Marsh served in the Army in Japan (1946-47) and returned to Eugene for law school. It was there that he met Shari Long. They married in 1953.  Son Kevin arrived in 1958, followed by daughters Carol and Diane.

After graduating from the University of Oregon in 1954, Malcolm went into private practice with his father – briefly. The monthly pay of $300 was a bit tough on the young couple, and Malcolm soon found in Salem the man who would be his partner for the next 33 years: Ned Clark. Clark, Marsh and Eric Lindauer formed a formidable team and were close friends.

Judges Malcolm Marsh and James Redden enjoy a chat with Senator Mark Hatfield at the annual picnic in 2005. Photo by Owen Schmidt

In the late 1950s, Malcolm struck up a friendship with then Secretary of State, future Governor and U.S. Senator Mark Hatfield. When an opening came up for a federal district judgeship in Oregon (due to the ascendancy of Judge Edward Leavy to the Ninth Circuit Court of Appeals), Senator Hatfield was by then well aware of his impeccable reputation in the legal community — both for his skill as an advocate and his high ethical standards. Marsh was an obvious choice for the position and his confirmation was swift and without controversy.

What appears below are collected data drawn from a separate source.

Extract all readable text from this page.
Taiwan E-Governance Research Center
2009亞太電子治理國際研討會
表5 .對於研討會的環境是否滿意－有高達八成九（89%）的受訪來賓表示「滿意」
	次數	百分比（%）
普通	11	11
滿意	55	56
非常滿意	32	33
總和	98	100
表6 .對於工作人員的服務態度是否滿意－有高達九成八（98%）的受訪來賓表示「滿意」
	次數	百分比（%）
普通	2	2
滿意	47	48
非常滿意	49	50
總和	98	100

Appointed in 1987 by President Ronald Reagan, Judge Marsh took the bench and adapted to a caseload that included everything from arresting vessels to deciphering the reverse doctrine of equivalents in patent cases. He very quickly earned a reputation for his hard work and diligence in deciding cases and issuing opinions. Litigants were not always happy with the results, but Judge Marsh consistently won praise for the clarity of his reasoning and the promptness with which he made his decisions.

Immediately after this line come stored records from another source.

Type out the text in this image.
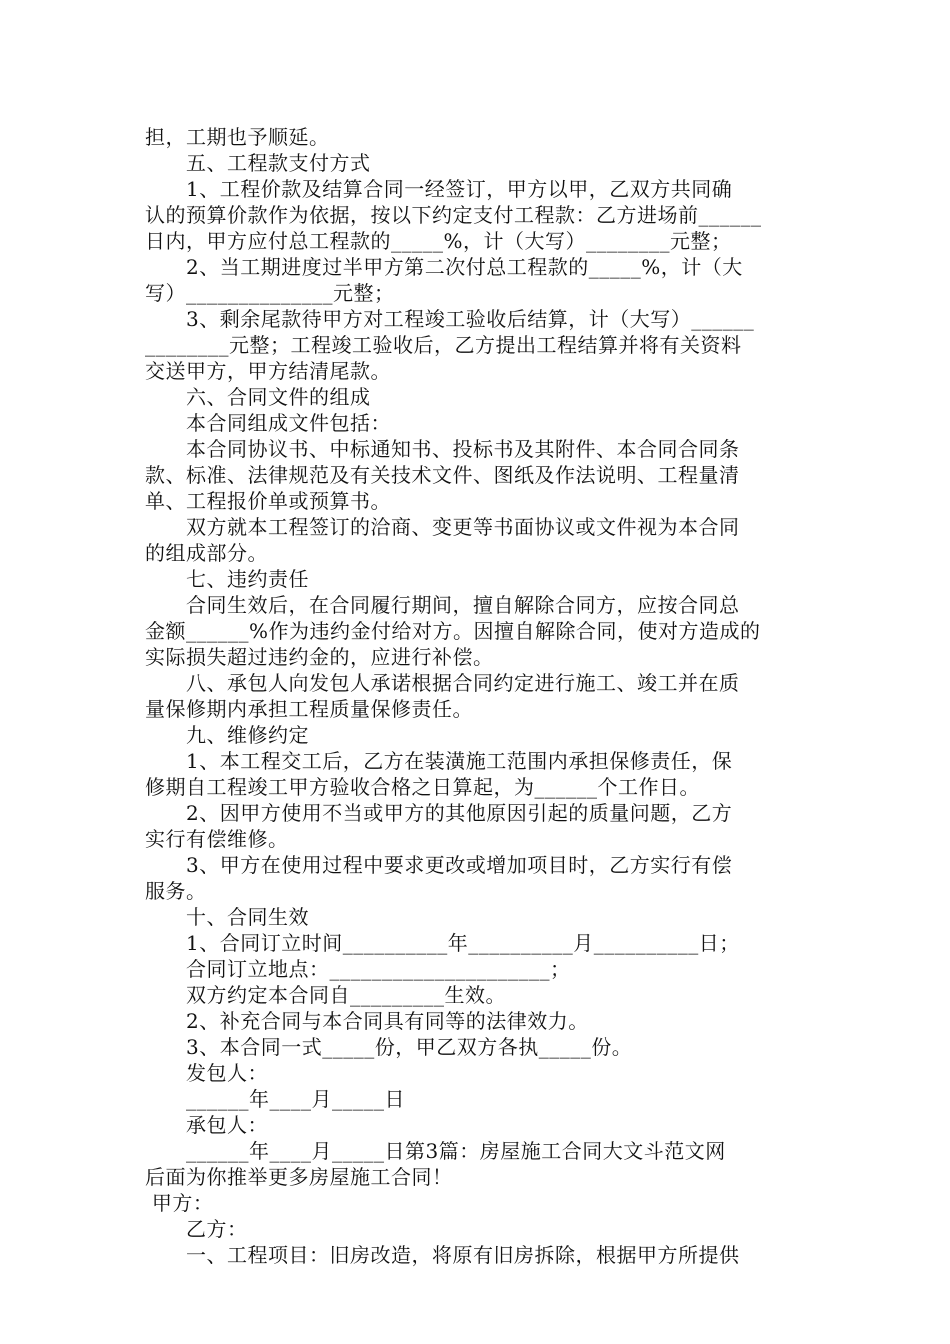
担，工期也予顺延。
　　五、工程款支付方式
　　1、工程价款及结算合同一经签订，甲方以甲，乙双方共同确
认的预算价款作为依据，按以下约定支付工程款：乙方进场前______
日内，甲方应付总工程款的_____%，计（大写）________元整；
　　2、当工期进度过半甲方第二次付总工程款的_____%，计（大
写）______________元整；
　　3、剩余尾款待甲方对工程竣工验收后结算，计（大写）______
________元整；工程竣工验收后，乙方提出工程结算并将有关资料
交送甲方，甲方结清尾款。
　　六、合同文件的组成
　　本合同组成文件包括：
　　本合同协议书、中标通知书、投标书及其附件、本合同合同条
款、标准、法律规范及有关技术文件、图纸及作法说明、工程量清
单、工程报价单或预算书。
　　双方就本工程签订的洽商、变更等书面协议或文件视为本合同
的组成部分。
　　七、违约责任
　　合同生效后，在合同履行期间，擅自解除合同方，应按合同总
金额______%作为违约金付给对方。因擅自解除合同，使对方造成的
实际损失超过违约金的，应进行补偿。
　　八、承包人向发包人承诺根据合同约定进行施工、竣工并在质
量保修期内承担工程质量保修责任。
　　九、维修约定
　　1、本工程交工后，乙方在装潢施工范围内承担保修责任，保
修期自工程竣工甲方验收合格之日算起，为______个工作日。
　　2、因甲方使用不当或甲方的其他原因引起的质量问题，乙方
实行有偿维修。
　　3、甲方在使用过程中要求更改或增加项目时，乙方实行有偿
服务。
　　十、合同生效
　　1、合同订立时间__________年__________月__________日；
　　合同订立地点：_____________________；
　　双方约定本合同自_________生效。
　　2、补充合同与本合同具有同等的法律效力。
　　3、本合同一式_____份，甲乙双方各执_____份。
　　发包人：
　　______年____月_____日
　　承包人：
　　______年____月_____日第3篇：房屋施工合同大文斗范文网
后面为你推举更多房屋施工合同！
甲方：
　　乙方：
　　一、工程项目：旧房改造，将原有旧房拆除，根据甲方所提供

At an October 2000 Famous Cases presentation (Sohappy and the Columbia River Salmon Wars) Judge Malcolm Marsh, Judge James Redden and Prof. Brian Gray greet Wasco Chief Nelson Wallulatum as Judge Owen Panner looks on.

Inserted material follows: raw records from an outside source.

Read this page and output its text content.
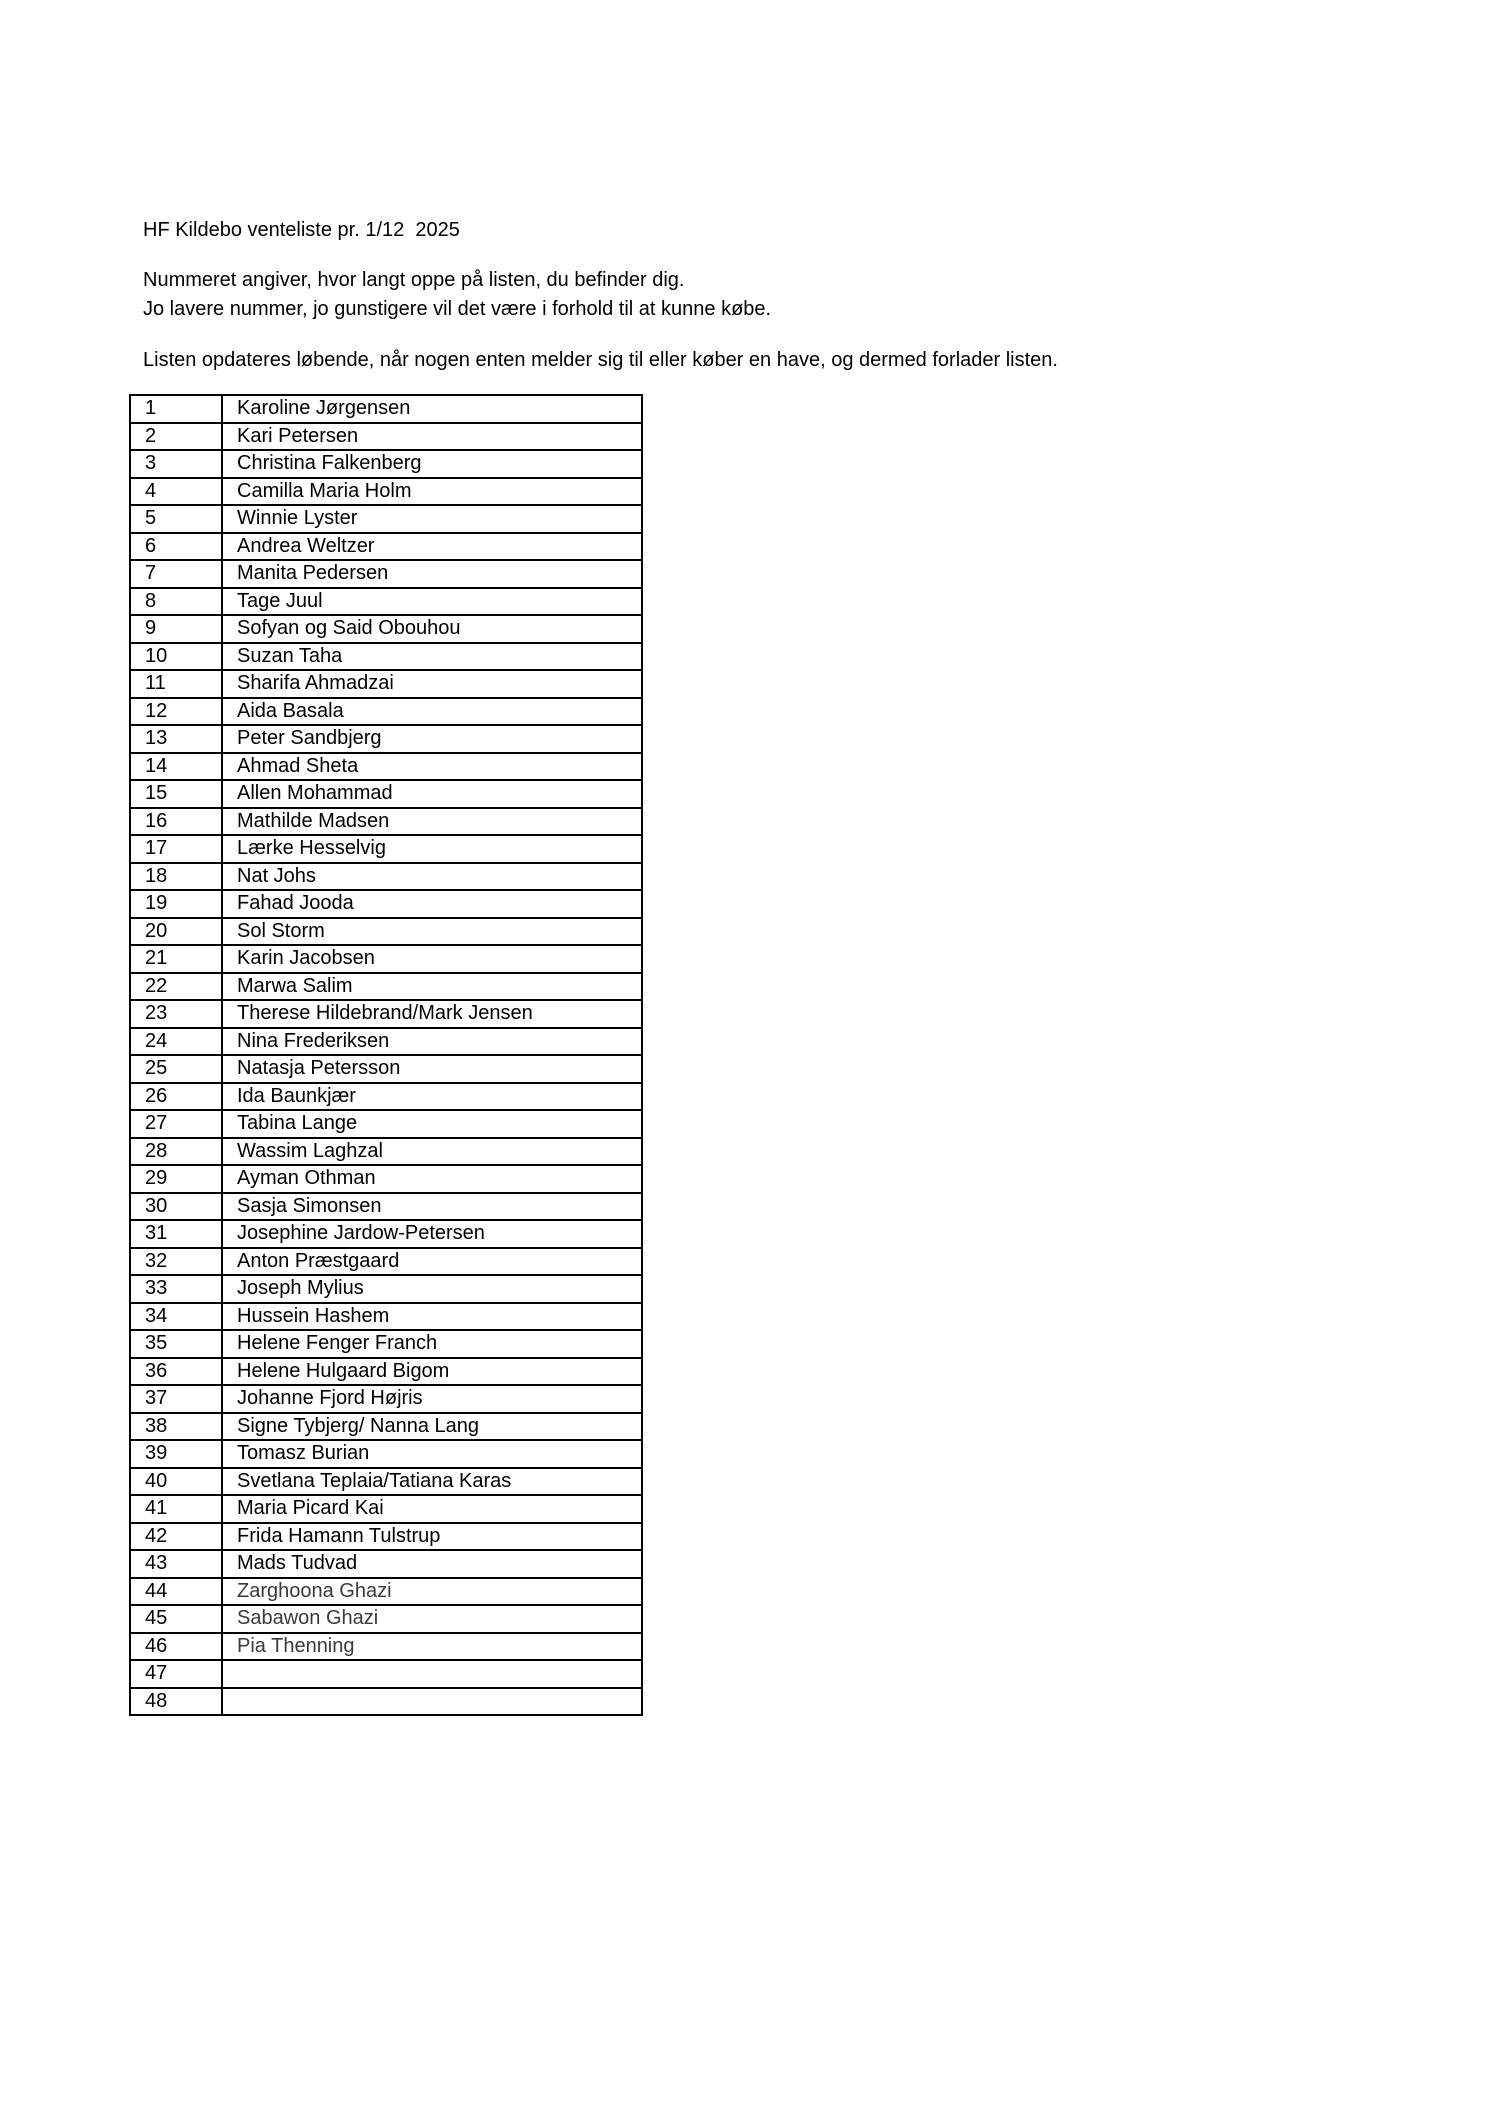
HF Kildebo venteliste pr. 1/12  2025
Nummeret angiver, hvor langt oppe på listen, du befinder dig.
Jo lavere nummer, jo gunstigere vil det være i forhold til at kunne købe.
Listen opdateres løbende, når nogen enten melder sig til eller køber en have, og dermed forlader listen.
1	Karoline Jørgensen
2	Kari Petersen
3	Christina Falkenberg
4	Camilla Maria Holm
5	Winnie Lyster
6	Andrea Weltzer
7	Manita Pedersen
8	Tage Juul
9	Sofyan og Said Obouhou
10	Suzan Taha
11	Sharifa Ahmadzai
12	Aida Basala
13	Peter Sandbjerg
14	Ahmad Sheta
15	Allen Mohammad
16	Mathilde Madsen
17	Lærke Hesselvig
18	Nat Johs
19	Fahad Jooda
20	Sol Storm
21	Karin Jacobsen
22	Marwa Salim
23	Therese Hildebrand/Mark Jensen
24	Nina Frederiksen
25	Natasja Petersson
26	Ida Baunkjær
27	Tabina Lange
28	Wassim Laghzal
29	Ayman Othman
30	Sasja Simonsen
31	Josephine Jardow-Petersen
32	Anton Præstgaard
33	Joseph Mylius
34	Hussein Hashem
35	Helene Fenger Franch
36	Helene Hulgaard Bigom
37	Johanne Fjord Højris
38	Signe Tybjerg/ Nanna Lang
39	Tomasz Burian
40	Svetlana Teplaia/Tatiana Karas
41	Maria Picard Kai
42	Frida Hamann Tulstrup
43	Mads Tudvad
44	Zarghoona Ghazi
45	Sabawon Ghazi
46	Pia Thenning
47	
48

In his tenure on the bench, Judge Marsh is probably best known as the “salmon judge,” because he presided over state and tribal fisheries management in United States v. Oregon, and oversaw the first cases filed under the Endangered Species Act that challenged operation of the Columbia River Power System after several salmon species were listed as endangered in 1992. His other notable cases include: high school drug testing in Vernonia, a case that ultimately ended up in the U.S. Supreme Court; the criminal prosecution of the followers of the Bhagwan Shree Rajneesh; prosecution of the principals of the Ecclesia Athletic Association child abuse case; and trade dress and punitive damage claims involving the Leatherman Pocket Survival Tool.  Jurors are also particularly fond of the judge who routinely held informal contests during voir dire to see who had the most grandchildren.  Marsh was always delighted when he won (he has seven grandchildren, including a set of triplets).